Hi, did you install your own prometheus per the docs?
https://cloud.google.com/istio/docs/istio-on-gke/installing#adding_prometheus
Since your changes are being reverted, it sounds like you might be trying to edit the installed prom (called promsd) which is used for internal metrics only and can’t be configured for anything else.


#3

Prometheus is a dependency for Grafana, so it’s installed automatically. I’m installing Grafana per the instructions on that page:

helm template --set grafana.enabled=true --set servicegraph.enabled=true --set kiali.enabled=true \
  --set prometheus.enabled=true --global.mtls.enabled=false --namespace istio-system \ 
  install/kubernetes/helm/istio >on.yaml
helm template --set grafana.enabled=false --set servicegraph.enabled=false --set kiali.enabled=false \
  --set prometheus.enabled=false --global.mtls.enabled=false --namespace istio-system \ 
  install/kubernetes/helm/istio >off.yaml
diff --line-format=%L on.yaml off.yaml >grafana.yaml
kubectl apply -f grafana.yaml

I remain somewhat unclear on the relationship between promsd and prometheus, but that’s specifically enabling prometheus, not promsd.


#4

Istio on GKE uses its own internal prometheus for internal metrics which cannot be modified. This
prometheus was called “prometheus” before and was renamed to “promsd” in 1.0.3-gke.3 to avoid colliding with user installed prometheus.

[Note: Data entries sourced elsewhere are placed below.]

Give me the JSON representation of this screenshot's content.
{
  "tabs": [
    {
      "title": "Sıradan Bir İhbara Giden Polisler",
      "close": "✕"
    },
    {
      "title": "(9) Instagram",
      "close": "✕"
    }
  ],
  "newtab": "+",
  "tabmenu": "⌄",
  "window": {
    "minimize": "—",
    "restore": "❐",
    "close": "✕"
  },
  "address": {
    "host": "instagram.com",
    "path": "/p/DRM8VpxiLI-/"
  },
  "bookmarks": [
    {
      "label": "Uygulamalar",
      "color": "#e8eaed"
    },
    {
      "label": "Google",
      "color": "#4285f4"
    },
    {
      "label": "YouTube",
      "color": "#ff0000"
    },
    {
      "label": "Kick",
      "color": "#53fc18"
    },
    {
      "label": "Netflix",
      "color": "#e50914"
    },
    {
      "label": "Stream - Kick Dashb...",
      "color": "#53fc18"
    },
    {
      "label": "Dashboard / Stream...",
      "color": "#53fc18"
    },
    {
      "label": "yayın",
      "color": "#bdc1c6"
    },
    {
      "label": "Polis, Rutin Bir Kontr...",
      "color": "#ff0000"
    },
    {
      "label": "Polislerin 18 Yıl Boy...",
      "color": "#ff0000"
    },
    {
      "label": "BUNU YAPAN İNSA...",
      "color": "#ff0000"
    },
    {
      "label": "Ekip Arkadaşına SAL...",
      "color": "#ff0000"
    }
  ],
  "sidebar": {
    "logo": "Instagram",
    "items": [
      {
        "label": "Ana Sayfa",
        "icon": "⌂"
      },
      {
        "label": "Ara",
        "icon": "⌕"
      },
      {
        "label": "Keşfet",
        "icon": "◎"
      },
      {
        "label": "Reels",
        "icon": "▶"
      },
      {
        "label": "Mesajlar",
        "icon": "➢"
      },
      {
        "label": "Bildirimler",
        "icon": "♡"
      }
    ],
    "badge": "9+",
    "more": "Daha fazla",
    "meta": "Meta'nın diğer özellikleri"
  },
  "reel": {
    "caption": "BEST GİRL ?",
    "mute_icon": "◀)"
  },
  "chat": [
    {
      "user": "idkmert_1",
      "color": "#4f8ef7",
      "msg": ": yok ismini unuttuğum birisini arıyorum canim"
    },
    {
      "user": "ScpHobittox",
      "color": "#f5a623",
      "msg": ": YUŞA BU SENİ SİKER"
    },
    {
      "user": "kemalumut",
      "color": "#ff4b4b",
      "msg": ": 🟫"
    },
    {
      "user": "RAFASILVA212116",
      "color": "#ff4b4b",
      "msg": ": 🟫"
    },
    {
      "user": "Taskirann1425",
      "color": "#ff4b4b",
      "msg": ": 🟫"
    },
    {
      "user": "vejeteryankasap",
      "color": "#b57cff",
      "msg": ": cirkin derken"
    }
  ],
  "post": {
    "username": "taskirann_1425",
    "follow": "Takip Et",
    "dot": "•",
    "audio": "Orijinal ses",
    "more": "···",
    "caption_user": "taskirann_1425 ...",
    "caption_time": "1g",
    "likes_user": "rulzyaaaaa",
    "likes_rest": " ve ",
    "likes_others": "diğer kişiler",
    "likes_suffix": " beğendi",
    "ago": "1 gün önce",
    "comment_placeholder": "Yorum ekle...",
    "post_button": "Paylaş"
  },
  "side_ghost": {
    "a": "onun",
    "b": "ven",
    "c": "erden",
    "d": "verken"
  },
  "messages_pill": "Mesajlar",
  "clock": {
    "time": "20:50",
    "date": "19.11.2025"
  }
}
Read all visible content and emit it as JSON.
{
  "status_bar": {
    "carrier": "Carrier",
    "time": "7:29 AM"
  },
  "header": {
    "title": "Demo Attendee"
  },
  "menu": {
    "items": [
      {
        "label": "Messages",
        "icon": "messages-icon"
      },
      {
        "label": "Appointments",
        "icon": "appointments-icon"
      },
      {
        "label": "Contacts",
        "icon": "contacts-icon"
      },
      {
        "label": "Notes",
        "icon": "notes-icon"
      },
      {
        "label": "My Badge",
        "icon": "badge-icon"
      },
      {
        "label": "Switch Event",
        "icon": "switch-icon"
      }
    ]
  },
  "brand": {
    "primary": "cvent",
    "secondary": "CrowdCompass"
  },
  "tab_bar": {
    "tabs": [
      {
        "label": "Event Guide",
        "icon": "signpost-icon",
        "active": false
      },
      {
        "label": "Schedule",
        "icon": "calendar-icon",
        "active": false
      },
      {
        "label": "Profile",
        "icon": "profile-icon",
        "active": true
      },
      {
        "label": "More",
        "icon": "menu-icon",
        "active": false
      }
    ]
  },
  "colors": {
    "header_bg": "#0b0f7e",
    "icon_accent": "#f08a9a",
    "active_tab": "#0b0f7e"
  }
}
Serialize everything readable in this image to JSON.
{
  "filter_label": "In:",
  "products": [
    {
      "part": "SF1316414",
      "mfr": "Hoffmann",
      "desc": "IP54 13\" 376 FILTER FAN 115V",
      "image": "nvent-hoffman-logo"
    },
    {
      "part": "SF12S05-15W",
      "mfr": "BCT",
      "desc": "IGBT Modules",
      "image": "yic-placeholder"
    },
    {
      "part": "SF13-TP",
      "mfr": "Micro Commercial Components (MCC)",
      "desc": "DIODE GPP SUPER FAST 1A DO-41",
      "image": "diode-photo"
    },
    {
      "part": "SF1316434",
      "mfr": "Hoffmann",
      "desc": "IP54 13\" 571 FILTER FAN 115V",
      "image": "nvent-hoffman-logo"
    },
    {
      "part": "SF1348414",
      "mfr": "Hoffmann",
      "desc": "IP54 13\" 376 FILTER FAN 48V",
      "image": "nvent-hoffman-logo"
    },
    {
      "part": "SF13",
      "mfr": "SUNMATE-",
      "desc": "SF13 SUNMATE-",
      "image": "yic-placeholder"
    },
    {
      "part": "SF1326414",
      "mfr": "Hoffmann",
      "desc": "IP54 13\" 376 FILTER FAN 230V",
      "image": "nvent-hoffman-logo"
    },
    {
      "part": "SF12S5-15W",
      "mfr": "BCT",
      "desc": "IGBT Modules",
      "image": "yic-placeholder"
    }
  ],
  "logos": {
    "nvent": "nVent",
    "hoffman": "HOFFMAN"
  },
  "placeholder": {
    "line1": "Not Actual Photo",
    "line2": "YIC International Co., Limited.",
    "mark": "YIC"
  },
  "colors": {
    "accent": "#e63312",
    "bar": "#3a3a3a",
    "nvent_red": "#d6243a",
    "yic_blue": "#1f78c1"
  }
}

If you’re using gke.0, you have you call your prometheus something different e.g. prometheus-user, otherwise it will conflict. That’s why the docs point to different yamls for versions gke.0 and gke.3, the former installs prometheus as prometheus-user.
The easiest way is to use 1.0.3-gke.3 and then your approach to installing prometheus should work.


#5

Thank you, but I am using 1.0.3-gke3 and the metrics are not coming through. Does the lack of istio-mesh indicate that something was broken in my installation process?

Also, I would like to understand what, exactly, is automatically overriding my Prometheus config changes. From what you’re saying, it sounds like Istio for some reason thinks my prometheus is promsd and is making the changes. If this is the case, where is the ‘meta-config’ responsible for this and are there logs somewhere for its actions?